Veja a seguir tudo sobre a convocação da assembleia de condomínio.

O que é uma assembleia de condomínio?

A assembleia de condomínio é uma reunião de condôminos que discute diversos assuntos da vida condominial. No início da ocupação, ela se destina à aprovação da convenção de condomínio, eleição de síndico e outros temas. Ao longo da vida condominial, ela pode tratar de assuntos corriqueiros, como obras e vagas de garagem. Ou seja, possuem diversos objetivos que devem ser discutidos e deliberados pelos proprietários das unidades.

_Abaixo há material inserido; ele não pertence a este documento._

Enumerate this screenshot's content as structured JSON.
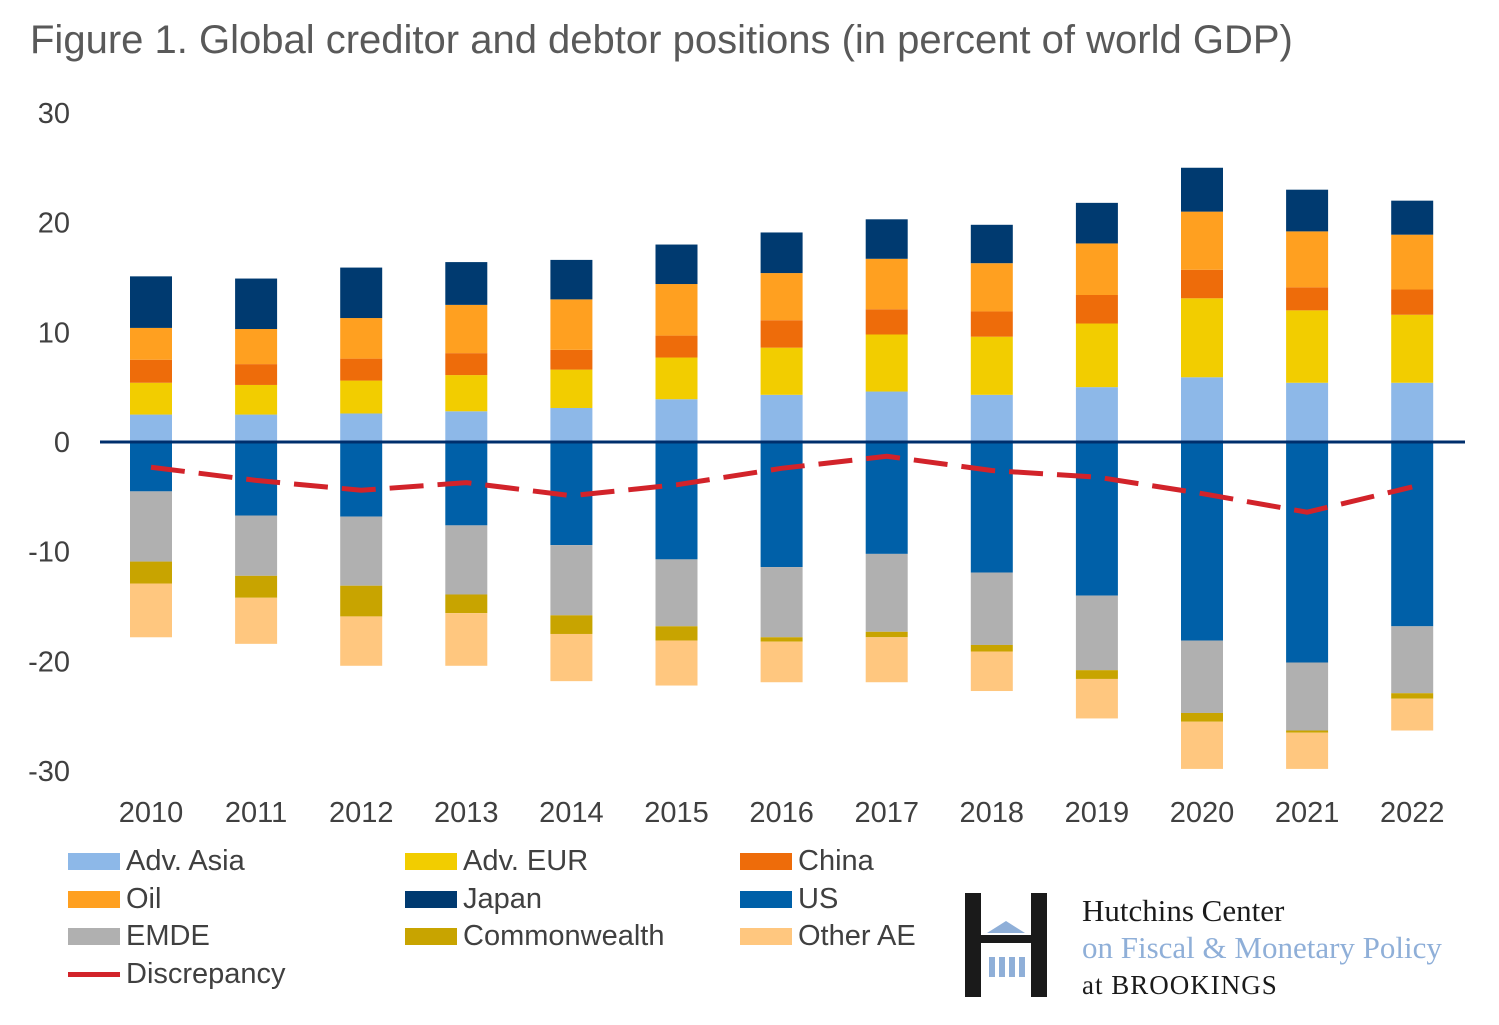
{
  "chart_data": {
    "type": "bar",
    "stacked": true,
    "title": "Figure 1. Global creditor and debtor positions (in percent of world GDP)",
    "xlabel": "",
    "ylabel": "",
    "ylim": [
      -30,
      30
    ],
    "yticks": [
      30,
      20,
      10,
      0,
      -10,
      -20,
      -30
    ],
    "grid": false,
    "legend_placement": "bottom",
    "categories": [
      "2010",
      "2011",
      "2012",
      "2013",
      "2014",
      "2015",
      "2016",
      "2017",
      "2018",
      "2019",
      "2020",
      "2021",
      "2022"
    ],
    "series": [
      {
        "name": "Adv. Asia",
        "color": "#8DB8E8",
        "values": [
          2.5,
          2.5,
          2.6,
          2.8,
          3.1,
          3.9,
          4.3,
          4.6,
          4.3,
          5.0,
          5.9,
          5.4,
          5.4
        ]
      },
      {
        "name": "Adv. EUR",
        "color": "#F2CD00",
        "values": [
          2.9,
          2.7,
          3.0,
          3.3,
          3.5,
          3.8,
          4.3,
          5.2,
          5.3,
          5.8,
          7.2,
          6.6,
          6.2
        ]
      },
      {
        "name": "China",
        "color": "#EE6C0A",
        "values": [
          2.1,
          1.9,
          2.0,
          2.0,
          1.8,
          2.0,
          2.5,
          2.3,
          2.3,
          2.6,
          2.6,
          2.1,
          2.3
        ]
      },
      {
        "name": "Oil",
        "color": "#FFA020",
        "values": [
          2.9,
          3.2,
          3.7,
          4.4,
          4.6,
          4.7,
          4.3,
          4.6,
          4.4,
          4.7,
          5.3,
          5.1,
          5.0
        ]
      },
      {
        "name": "Japan",
        "color": "#003A70",
        "values": [
          4.7,
          4.6,
          4.6,
          3.9,
          3.6,
          3.6,
          3.7,
          3.6,
          3.5,
          3.7,
          4.0,
          3.8,
          3.1
        ]
      },
      {
        "name": "US",
        "color": "#0060A8",
        "values": [
          -4.5,
          -6.7,
          -6.8,
          -7.6,
          -9.4,
          -10.7,
          -11.4,
          -10.2,
          -11.9,
          -14.0,
          -18.1,
          -20.1,
          -16.8
        ]
      },
      {
        "name": "EMDE",
        "color": "#B0B0B0",
        "values": [
          -6.4,
          -5.5,
          -6.3,
          -6.3,
          -6.4,
          -6.1,
          -6.4,
          -7.1,
          -6.6,
          -6.8,
          -6.6,
          -6.2,
          -6.1
        ]
      },
      {
        "name": "Commonwealth",
        "color": "#C8A400",
        "values": [
          -2.0,
          -2.0,
          -2.8,
          -1.7,
          -1.7,
          -1.3,
          -0.4,
          -0.5,
          -0.6,
          -0.8,
          -0.8,
          -0.2,
          -0.5
        ]
      },
      {
        "name": "Other AE",
        "color": "#FFC77F",
        "values": [
          -4.9,
          -4.2,
          -4.5,
          -4.8,
          -4.3,
          -4.1,
          -3.7,
          -4.1,
          -3.6,
          -3.6,
          -4.3,
          -3.3,
          -2.9
        ]
      }
    ],
    "line_series": {
      "name": "Discrepancy",
      "color": "#D2232A",
      "style": "dashed",
      "values": [
        -2.3,
        -3.5,
        -4.4,
        -3.7,
        -4.9,
        -3.9,
        -2.4,
        -1.3,
        -2.6,
        -3.2,
        -4.7,
        -6.4,
        -4.1
      ]
    },
    "legend_order": [
      "Adv. Asia",
      "Adv. EUR",
      "China",
      "Oil",
      "Japan",
      "US",
      "EMDE",
      "Commonwealth",
      "Other AE",
      "Discrepancy"
    ]
  },
  "logo": {
    "line1": "Hutchins Center",
    "line2": "on Fiscal & Monetary Policy",
    "line3": "at BROOKINGS",
    "color_dark": "#1a1a1a",
    "color_accent": "#8FAFD8"
  }
}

Existem dois tipos de assembleia de condomínio: ordinária e extraordinária.

Assembleia ordinária

A assembleia de condomínio ordinária é, como o próprio nome diz, comum. Ela está descrita no artigo 1.350 do Código Civil, que estabelece que ela deverá ocorrer uma vez por ano, obrigatoriamente. É também esta lei que determina os assuntos que serão discutidos na assembleia ordinária. São eles:

  • Aprovação das contas relativas ao ano que se passou;
  • Aprovação do orçamento de despesas para o ano seguinte;
  • Contribuição condominial;
  • Eleição ou substituição de síndico, subsíndico, conselho fiscal e conselho consultivo (presente em condomínios maiores);
  • Alteração de regimento interno.

Assembleia extraordinária

A assembleia de condomínio extraordinária é aquela convocada para determinado fim. A partir de uma situação que não é corriqueira, o síndico precisa discutir e deliberar com os condôminos as melhores soluções para ela.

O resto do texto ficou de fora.